REal-world Data of CARdiometabolic ProtEcTion
This study is a single-center, historical prospective cohort study including patients diagnosed with metabolic cardiovascular disease, including hypertension, diabetes, obesity, dyslipidemia, hyperuricemia. The primary outcome of the study is all-cause death and cardiovascular death, and the secondary outcome is major adverse cardiovascular events.
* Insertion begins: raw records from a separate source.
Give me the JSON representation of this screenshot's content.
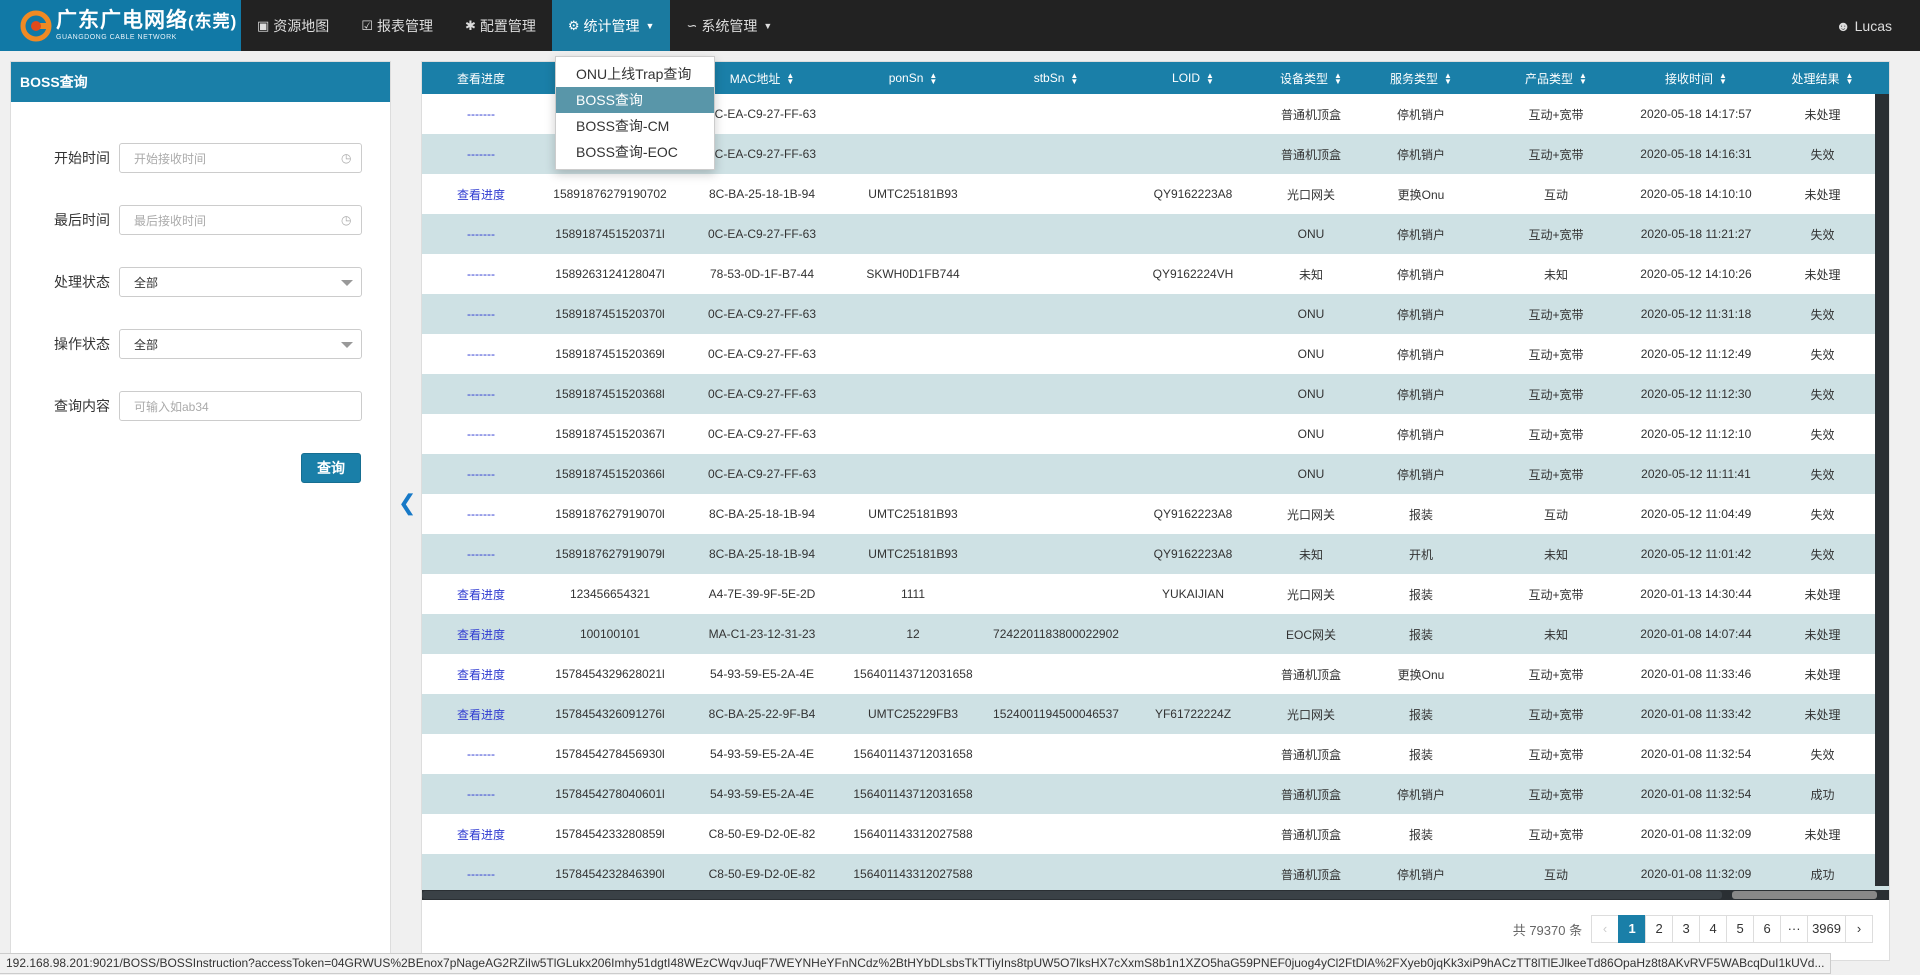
{
  "brand": {
    "title": "广东广电网络",
    "city": "(东莞)",
    "subtitle": "GUANGDONG CABLE NETWORK"
  },
  "nav": {
    "items": [
      {
        "label": "资源地图",
        "icon": "cube-icon"
      },
      {
        "label": "报表管理",
        "icon": "checkbox-icon"
      },
      {
        "label": "配置管理",
        "icon": "cogs-icon"
      },
      {
        "label": "统计管理",
        "icon": "gear-icon"
      },
      {
        "label": "系统管理",
        "icon": "line-chart-icon"
      }
    ],
    "user": "Lucas"
  },
  "dropdown": {
    "items": [
      "ONU上线Trap查询",
      "BOSS查询",
      "BOSS查询-CM",
      "BOSS查询-EOC"
    ]
  },
  "left": {
    "title": "BOSS查询",
    "start_label": "开始时间",
    "start_placeholder": "开始接收时间",
    "end_label": "最后时间",
    "end_placeholder": "最后接收时间",
    "proc_label": "处理状态",
    "proc_value": "全部",
    "op_label": "操作状态",
    "op_value": "全部",
    "content_label": "查询内容",
    "content_placeholder": "可输入如ab34",
    "query_button": "查询"
  },
  "table": {
    "headers": [
      "查看进度",
      "",
      "MAC地址",
      "ponSn",
      "stbSn",
      "LOID",
      "设备类型",
      "服务类型",
      "产品类型",
      "接收时间",
      "处理结果"
    ],
    "rows": [
      [
        "-------",
        "",
        "0C-EA-C9-27-FF-63",
        "",
        "",
        "",
        "普通机顶盒",
        "停机销户",
        "互动+宽带",
        "2020-05-18 14:17:57",
        "未处理"
      ],
      [
        "-------",
        "",
        "0C-EA-C9-27-FF-63",
        "",
        "",
        "",
        "普通机顶盒",
        "停机销户",
        "互动+宽带",
        "2020-05-18 14:16:31",
        "失效"
      ],
      [
        "查看进度",
        "15891876279190702",
        "8C-BA-25-18-1B-94",
        "UMTC25181B93",
        "",
        "QY9162223A8",
        "光口网关",
        "更换Onu",
        "互动",
        "2020-05-18 14:10:10",
        "未处理"
      ],
      [
        "-------",
        "1589187451520371l",
        "0C-EA-C9-27-FF-63",
        "",
        "",
        "",
        "ONU",
        "停机销户",
        "互动+宽带",
        "2020-05-18 11:21:27",
        "失效"
      ],
      [
        "-------",
        "1589263124128047l",
        "78-53-0D-1F-B7-44",
        "SKWH0D1FB744",
        "",
        "QY9162224VH",
        "未知",
        "停机销户",
        "未知",
        "2020-05-12 14:10:26",
        "未处理"
      ],
      [
        "-------",
        "1589187451520370l",
        "0C-EA-C9-27-FF-63",
        "",
        "",
        "",
        "ONU",
        "停机销户",
        "互动+宽带",
        "2020-05-12 11:31:18",
        "失效"
      ],
      [
        "-------",
        "1589187451520369l",
        "0C-EA-C9-27-FF-63",
        "",
        "",
        "",
        "ONU",
        "停机销户",
        "互动+宽带",
        "2020-05-12 11:12:49",
        "失效"
      ],
      [
        "-------",
        "1589187451520368l",
        "0C-EA-C9-27-FF-63",
        "",
        "",
        "",
        "ONU",
        "停机销户",
        "互动+宽带",
        "2020-05-12 11:12:30",
        "失效"
      ],
      [
        "-------",
        "1589187451520367l",
        "0C-EA-C9-27-FF-63",
        "",
        "",
        "",
        "ONU",
        "停机销户",
        "互动+宽带",
        "2020-05-12 11:12:10",
        "失效"
      ],
      [
        "-------",
        "1589187451520366l",
        "0C-EA-C9-27-FF-63",
        "",
        "",
        "",
        "ONU",
        "停机销户",
        "互动+宽带",
        "2020-05-12 11:11:41",
        "失效"
      ],
      [
        "-------",
        "1589187627919070l",
        "8C-BA-25-18-1B-94",
        "UMTC25181B93",
        "",
        "QY9162223A8",
        "光口网关",
        "报装",
        "互动",
        "2020-05-12 11:04:49",
        "失效"
      ],
      [
        "-------",
        "1589187627919079l",
        "8C-BA-25-18-1B-94",
        "UMTC25181B93",
        "",
        "QY9162223A8",
        "未知",
        "开机",
        "未知",
        "2020-05-12 11:01:42",
        "失效"
      ],
      [
        "查看进度",
        "123456654321",
        "A4-7E-39-9F-5E-2D",
        "1111",
        "",
        "YUKAIJIAN",
        "光口网关",
        "报装",
        "互动+宽带",
        "2020-01-13 14:30:44",
        "未处理"
      ],
      [
        "查看进度",
        "100100101",
        "MA-C1-23-12-31-23",
        "12",
        "7242201183800022902",
        "",
        "EOC网关",
        "报装",
        "未知",
        "2020-01-08 14:07:44",
        "未处理"
      ],
      [
        "查看进度",
        "1578454329628021l",
        "54-93-59-E5-2A-4E",
        "156401143712031658",
        "",
        "",
        "普通机顶盒",
        "更换Onu",
        "互动+宽带",
        "2020-01-08 11:33:46",
        "未处理"
      ],
      [
        "查看进度",
        "1578454326091276l",
        "8C-BA-25-22-9F-B4",
        "UMTC25229FB3",
        "1524001194500046537",
        "YF61722224Z",
        "光口网关",
        "报装",
        "互动+宽带",
        "2020-01-08 11:33:42",
        "未处理"
      ],
      [
        "-------",
        "1578454278456930l",
        "54-93-59-E5-2A-4E",
        "156401143712031658",
        "",
        "",
        "普通机顶盒",
        "报装",
        "互动+宽带",
        "2020-01-08 11:32:54",
        "失效"
      ],
      [
        "-------",
        "1578454278040601l",
        "54-93-59-E5-2A-4E",
        "156401143712031658",
        "",
        "",
        "普通机顶盒",
        "停机销户",
        "互动+宽带",
        "2020-01-08 11:32:54",
        "成功"
      ],
      [
        "查看进度",
        "1578454233280859l",
        "C8-50-E9-D2-0E-82",
        "156401143312027588",
        "",
        "",
        "普通机顶盒",
        "报装",
        "互动+宽带",
        "2020-01-08 11:32:09",
        "未处理"
      ],
      [
        "-------",
        "1578454232846390l",
        "C8-50-E9-D2-0E-82",
        "156401143312027588",
        "",
        "",
        "普通机顶盒",
        "停机销户",
        "互动",
        "2020-01-08 11:32:09",
        "成功"
      ]
    ]
  },
  "pager": {
    "total": "共 79370 条",
    "prev": "‹",
    "pages": [
      "1",
      "2",
      "3",
      "4",
      "5",
      "6"
    ],
    "ellipsis": "···",
    "last": "3969",
    "next": "›"
  },
  "statusbar": "192.168.98.201:9021/BOSS/BOSSInstruction?accessToken=04GRWUS%2BEnox7pNageAG2RZiIw5TlGLukx206Imhy51dgtI48WEzCWqvJuqF7WEYNHeYFnNCdz%2BtHYbDLsbsTkTTiyIns8tpUW5O7lksHX7cXxmS8b1n1XZO5haG59PNEF0juog4yCl2FtDlA%2FXyeb0jqKk3xiP9hACzTT8lTlEJlkeeTd86OpaHz8t8AKvRVF5WABcqDuI1kUVd..."
}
We aim to measure associations of established or suspected cardiometabolic disease (CMD) risk factors and cardiovascular disease outcomes in a real-world representative cohort.
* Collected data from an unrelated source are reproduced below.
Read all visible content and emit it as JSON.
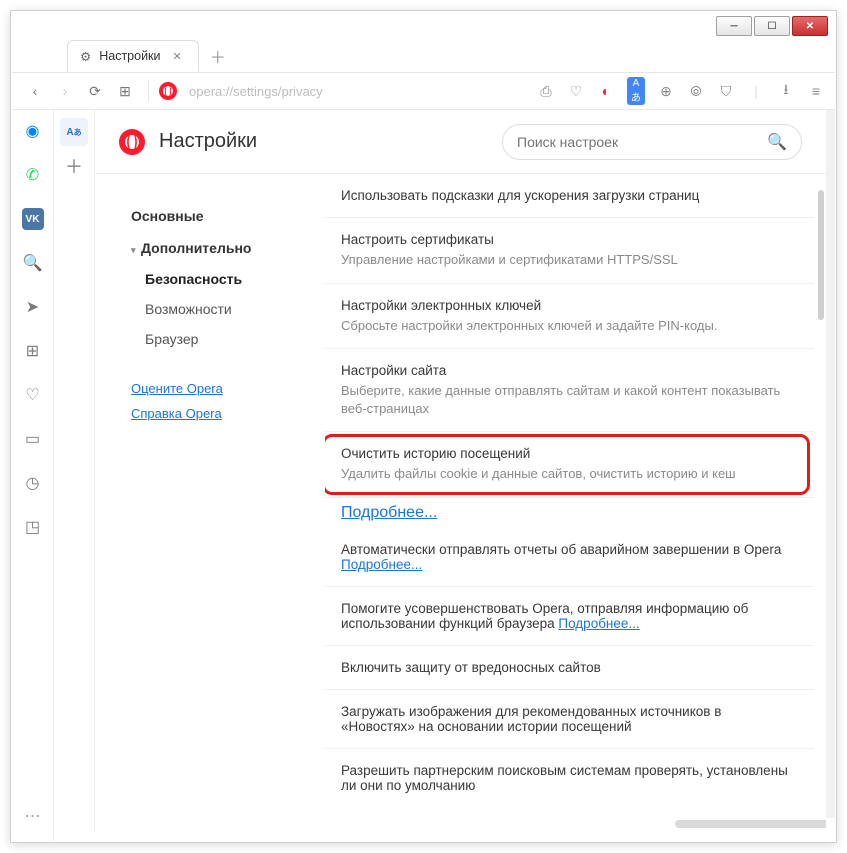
{
  "window": {
    "minimize": "─",
    "maximize": "☐",
    "close": "✕"
  },
  "tab": {
    "title": "Настройки",
    "gear": "⚙"
  },
  "url": "opera://settings/privacy",
  "header": {
    "title": "Настройки"
  },
  "search": {
    "placeholder": "Поиск настроек"
  },
  "sidebar": {
    "basic": "Основные",
    "advanced": "Дополнительно",
    "security": "Безопасность",
    "features": "Возможности",
    "browser": "Браузер",
    "rate": "Оцените Opera",
    "help": "Справка Opera"
  },
  "rows": {
    "hints": {
      "title": "Использовать подсказки для ускорения загрузки страниц"
    },
    "certs": {
      "title": "Настроить сертификаты",
      "desc": "Управление настройками и сертификатами HTTPS/SSL"
    },
    "keys": {
      "title": "Настройки электронных ключей",
      "desc": "Сбросьте настройки электронных ключей и задайте PIN-коды."
    },
    "site": {
      "title": "Настройки сайта",
      "desc": "Выберите, какие данные отправлять сайтам и какой контент показывать веб-страницах"
    },
    "clear": {
      "title": "Очистить историю посещений",
      "desc": "Удалить файлы cookie и данные сайтов, очистить историю и кеш"
    },
    "more": "Подробнее...",
    "crash": {
      "text": "Автоматически отправлять отчеты об аварийном завершении в Opera  ",
      "link": "Подробнее..."
    },
    "improve": {
      "text": "Помогите усовершенствовать Opera, отправляя информацию об использовании функций браузера  ",
      "link": "Подробнее..."
    },
    "malware": {
      "title": "Включить защиту от вредоносных сайтов"
    },
    "news": {
      "title": "Загружать изображения для рекомендованных источников в «Новостях» на основании истории посещений"
    },
    "partners": {
      "title": "Разрешить партнерским поисковым системам проверять, установлены ли они по умолчанию"
    }
  },
  "icons": {
    "back": "‹",
    "fwd": "›",
    "reload": "⟳",
    "speed": "⊞",
    "camera": "⎙",
    "heart": "♡",
    "shield_o": "◐",
    "trans": "Ⓐ",
    "globe": "⊕",
    "vpn": "⦾",
    "shield": "⛉",
    "down": "⭳",
    "menu": "≡",
    "msg": "✉",
    "wa": "✆",
    "vk": "VK",
    "search": "🔍",
    "arrow": "➤",
    "grid": "⊞",
    "heart2": "♡",
    "clip": "▭",
    "clock": "◷",
    "cube": "◳",
    "dots": "⋯",
    "searchglass": "🔍",
    "plus": "＋",
    "lang": "Aあ"
  }
}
• Patients over 18 years old;
• Patients with clinical diagnosis of metabolic cardiovascular disease, including hypertension, diabetes, obesity, dyslipidemia, hyperuricemia.
‣ Hypertension and normal high blood pressure: Three standardized blood pressure measurements in the clinic on different days, and all the blood pressure values of the three measurements were systolic blood pressure ≥ 120 mmHg and/or diastolic blood pressure ≥ 80 mmHg;
⁃ Diabetes: ① Typical symptoms of diabetes, and any of the following: ② Random blood glucose ≥ 11.1 mmol/L; ③ Fasting blood glucose (FPG) ≥ 7.0 mmol/L; ④ OGTT 2-hour postprandial blood glucose ≥ 11.1 mmol/L; ⑤ HbA1c ≥ 6.5%;
⁃ Obesity and overweight: Body mass index (BMI) ≥ 24 kg/m²;
⁃ Dyslipidemia: At least one of the following lipid indicators is abnormal: ① Total cholesterol (TC) ≥ 6.2 mmol/L; ② Low-density lipoprotein cholesterol (LDL-C) ≥ 4.1 mmol/L; ③ High-density lipoprotein cholesterol (HDL-C) \< 1.0 mmol/L; ④ Triglyceride (TG) ≥ 2.3 mmol/L; ⑤ Lipoprotein(a) ≥ 30 mg/dL;
⁃ Hyperuricemia: The fasting blood uric acid levels on two different days were \> 420 μmol/L (7 mg/dL) in men and \> 360 μmol/L (6 mg/dL) in women.